While the present invention has been illustrated and described as embodied in various exemplary embodiments, e.g., embodiments having particular utility in fire fighting applications, it is to be understood that the present invention is not limited to the details shown herein, since it will be understood that various omissions, modifications, substitutions and changes in the forms and details of the disclosed systems and methods and their operation may be made by those skilled in the art without departing in any way from the spirit and scope of the present invention. For example, those of ordinary skill in the art will readily adapt the present disclosure for various other applications without departing from the spirit or scope of the present invention.

Claims

1. An apparatus for generating foam, comprising:

(a) a diffuser unit;

(b) a housing defining a central axis and having a proximal end, a distal end and an internal chamber within which is positioned the diffuser unit;

(c) a first conduit in communication with the proximal end of the housing for supplying a gaseous stream to the diffuser unit;

(d) a second conduit in communication with the proximial end of the housing for supplying a water and foam mixture to the diffuser unit; and

(e) an outlet located at the distal end of the housing for expelling an aerated water and foam mixture from the housing;

wherein said diffuser unit includes a conically shaped dispersing element aligned with the central axis of said housing;

wherein the water and foam mixture supplied to said diffuser unit flows on a flow axis aligned with the central axis of the housing, and wherein the conically shaped element is aligned with the flow axis of the water and foam mixture; and

wherein the diffuser unit transforms the water and foam mixture supplied to the diffusing unit to a thin film.

2. The apparatus as defined in claim 1, wherein the diffuser unit includes a plurality of axially aligned blade structures that bisect the housing.

3. The apparatus as defined in claim 2, wherein the plurality of axially aligned blade structures includes at least two crisscrossing blades that define an internal void.

4. The apparatus as defined in claim 3, wherein the diffuser unit further comprises a dispersing element positioned within said internal void and aligned with the central axis of the housing.

5. The apparatus as defined in claim 1, further comprising a pressure gauge associated with at least one of the first conduit and the second conduit.

6. The apparatus as defined in claim 1, further comprising a valving mechanism operatively associated with at least one of the first conduit, the second conduit and the outlet.

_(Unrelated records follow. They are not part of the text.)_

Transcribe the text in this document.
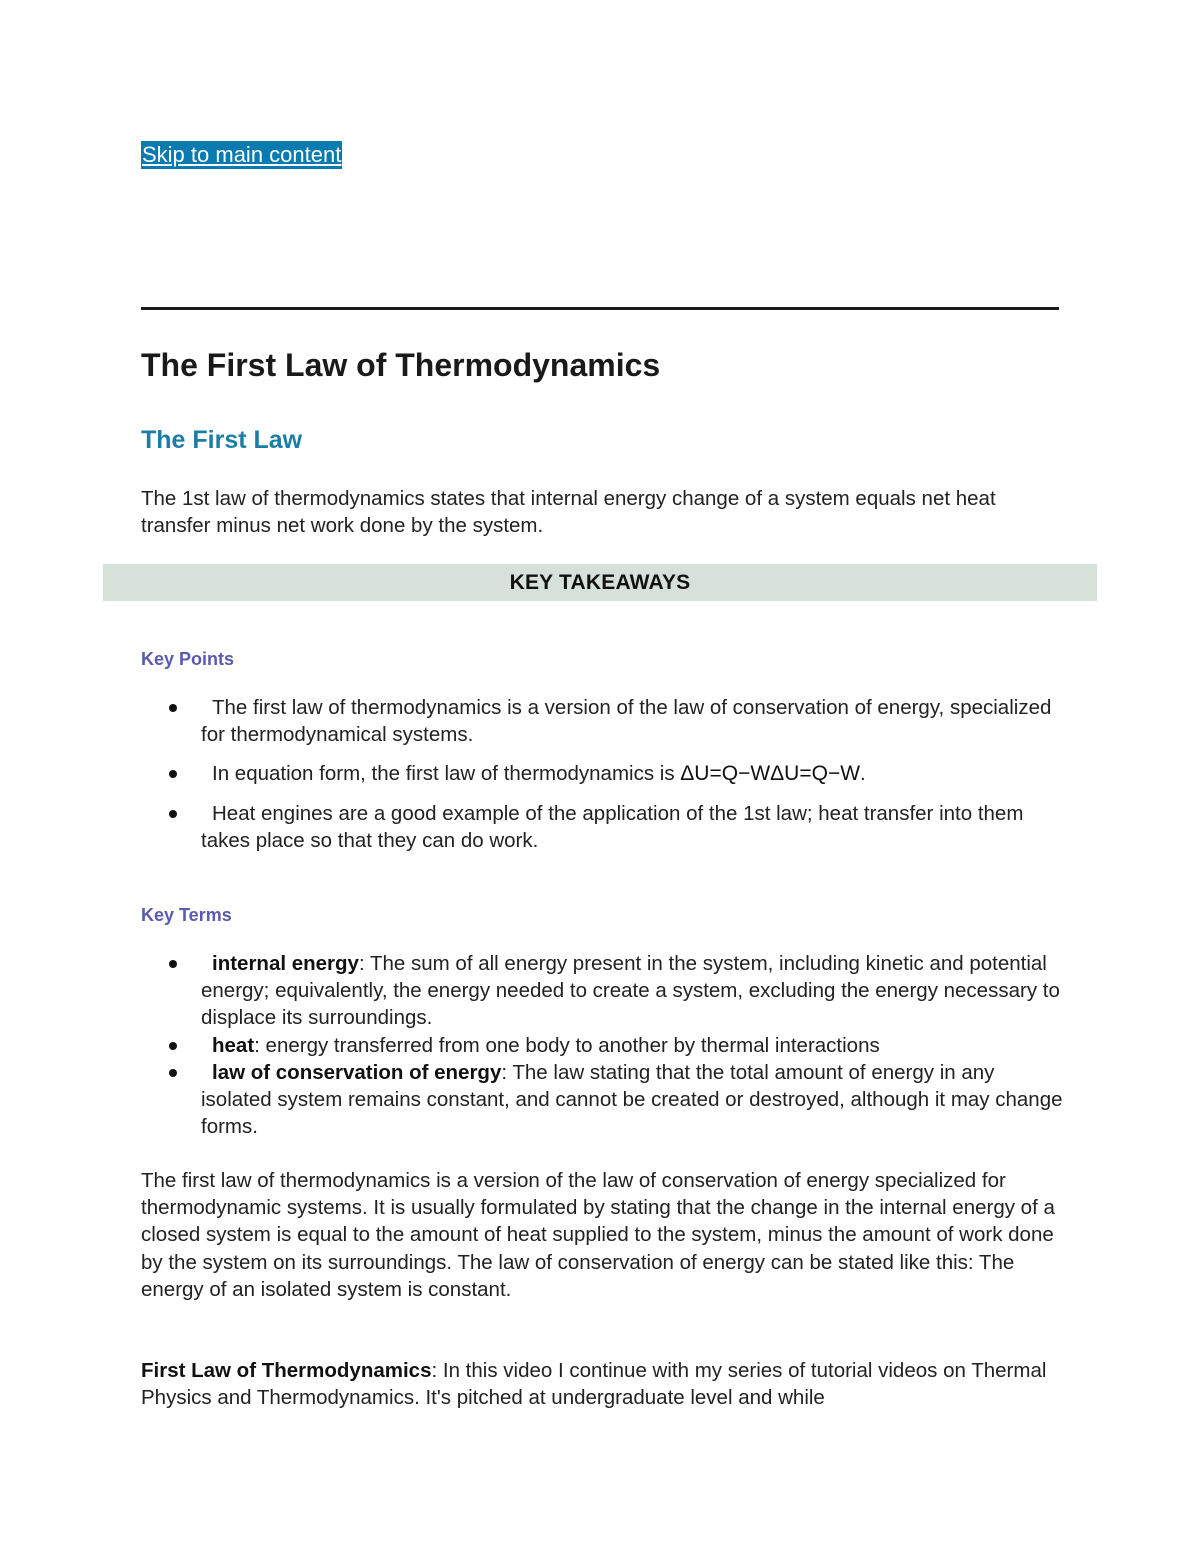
Skip to main content
The First Law of Thermodynamics
The First Law

The 1st law of thermodynamics states that internal energy change of a system equals net heat transfer minus net work done by the system.

KEY TAKEAWAYS
Key Points
The first law of thermodynamics is a version of the law of conservation of energy, specialized for thermodynamical systems.
In equation form, the first law of thermodynamics is ΔU=Q−WΔU=Q−W.
Heat engines are a good example of the application of the 1st law; heat transfer into them takes place so that they can do work.
Key Terms
internal energy: The sum of all energy present in the system, including kinetic and potential energy; equivalently, the energy needed to create a system, excluding the energy necessary to displace its surroundings.
heat: energy transferred from one body to another by thermal interactions
law of conservation of energy: The law stating that the total amount of energy in any isolated system remains constant, and cannot be created or destroyed, although it may change forms.

The first law of thermodynamics is a version of the law of conservation of energy specialized for thermodynamic systems. It is usually formulated by stating that the change in the internal energy of a closed system is equal to the amount of heat supplied to the system, minus the amount of work done by the system on its surroundings. The law of conservation of energy can be stated like this: The energy of an isolated system is constant.

First Law of Thermodynamics: In this video I continue with my series of tutorial videos on Thermal Physics and Thermodynamics. It's pitched at undergraduate level and while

7. An apparatus for generating foam, comprising:

(a) a diffuser unit;

(b) a housing defining a central axis and having a proximal end, a distal end and an internal chamber within which is positioned the diffuser unit;

(c) a first conduit in communication with the proximial end of the housing for supplying a gaseous stream to the diffuser unit;

(d) a second conduit in communication with the proximial end of the housing for supplying a water and foam mixture to the diffuser unit; and

(e) an outlet located at the distal end of the housing for expelling an aerated water and foam mixture from the housing;

wherein the first conduit surrounds the second conduit for a predetermined distance; and

wherein the second conduit passes through an outside wall of the first conduit.